Sharon: I thought I knew Spanish when I arrived but was quickly disabused of this belief. I had taken lessons in Canada in preparation for the Pan Am Games and not using it on a daily basis so those lessons didn't help much. The barrier becomes less and less, the longer I am here, thank heavens! As I said earlier…just when I think I have it, I don’t. My friends are great at helping me out.
YL: Are you a Mexican citizen? Do you plan to become one?
Sharon: I have my residente permanente and am happy with it.
YL: Have you traveled much within Mexico? If so, where and what has been your favorite location to visit?
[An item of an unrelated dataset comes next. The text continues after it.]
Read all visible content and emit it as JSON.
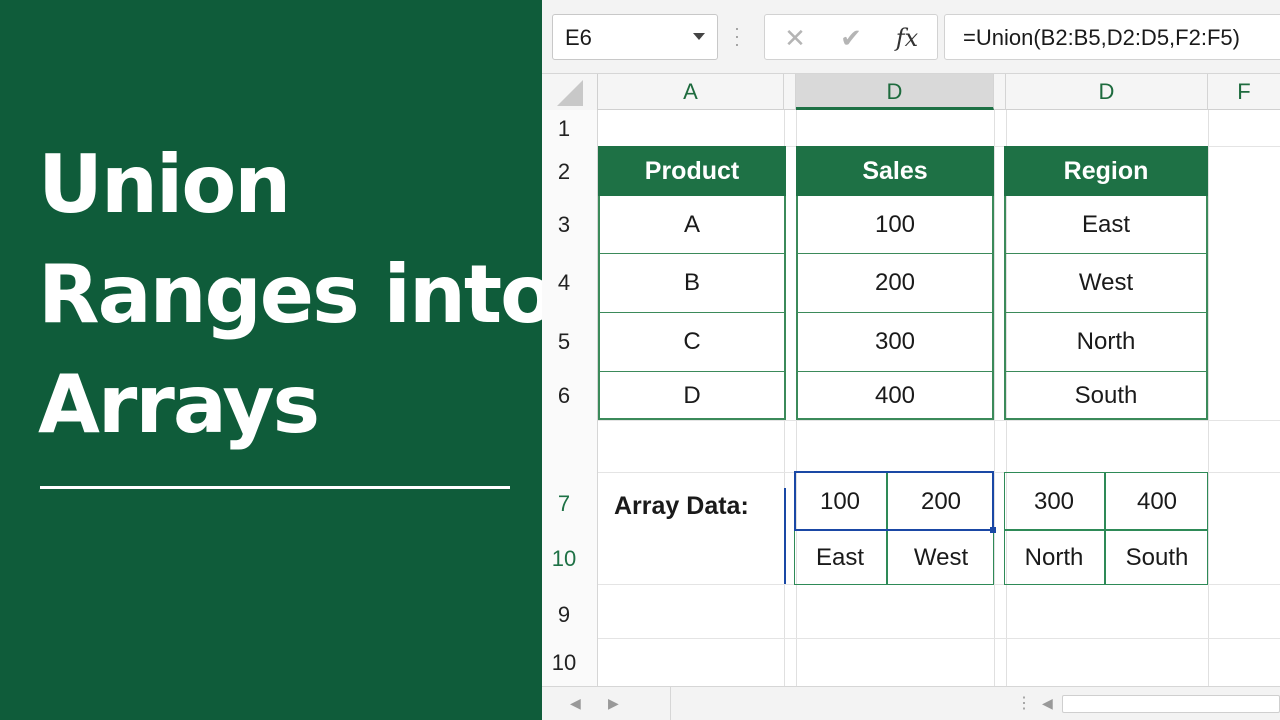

What did you see there that you liked so much?
Sharon: I have traveled a lot in Mexico and have to say my favourite place is Mexico City, with its rich history and lovely architecture. I like travelling around but it still feels good to come home to Chicxulub.
YL: How are you treated by Mexicans? Do you feel resented or welcome?
Sharon: I am very fortunate to have many Mexican friends and am treated quite nicely. I find people treat you as you treat them.
YL: How do you feel about the economic prospects of Mexico? Of the Yucatan?
Sharon: I don’t feel I am in a position to comment on this topic.
YL: What are some changes you are hoping for in the city in which you live? Do you see any progress towards these changes?
Sharon: I would like to see a successful garbage service and better control of the animals, along with a solid tourism plan. Unfortunately these three issues are difficult to resolve and other than the animal shelters and clinics, little has changed in the time I have lived here.
YL: What are your plans for the future here?
Sharon: More of the same.
YL: What is the one most important piece of advice you would give someone buying property and/or planning a move to the Yucatan?
Sharon: Visit, visit and visit some more. Research the area and know what you are wanting here.
YL: If you could say something to all the people of Mexico, what would you say?
Sharon: Thank you for allowing me to live in your beautiful country and teaching me your history and customs.